The numbers from production
After 18 months of native ISO 20022 in production:
- 19 message types generated natively
- Zero translation layers in the payment path
- < 3ms average message generation time (event to valid XML)
- 100% schema validation — no invalid messages sent to SPI or SWIFT
- Zero data loss — every field from ingress is preserved through the system
- 4 schema versions supported simultaneously (pacs.008.001.08 through .11)
- 40M+ ISO 20022 messages generated per month
What this means for Brazilian fintechs
If you're building financial infrastructure in Brazil today, you have a choice:
Option A: Build on proprietary formats and add ISO 20022 translation layers later.
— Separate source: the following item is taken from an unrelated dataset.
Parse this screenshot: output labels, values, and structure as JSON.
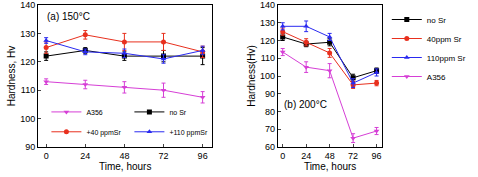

This is faster to start but creates permanent technical debt. Every new partner, every new regulation, every cross-border expansion will require new translation rules.
Option B: Build on ISO 20022 from day one. This requires more upfront design work but pays dividends forever. Your system speaks the same language as BACEN (PIX/SPI), SWIFT (cross-border), and the EU (TARGET2). No translation. No data loss. No middleware tax.
We chose Option B four years ago. Every day since then has validated that decision.
The global financial system is converging on ISO 20022. The question isn't whether your platform will need to support it — it's whether you'll build it natively or spend the next decade maintaining translation layers.
We built it natively. And we've never looked back.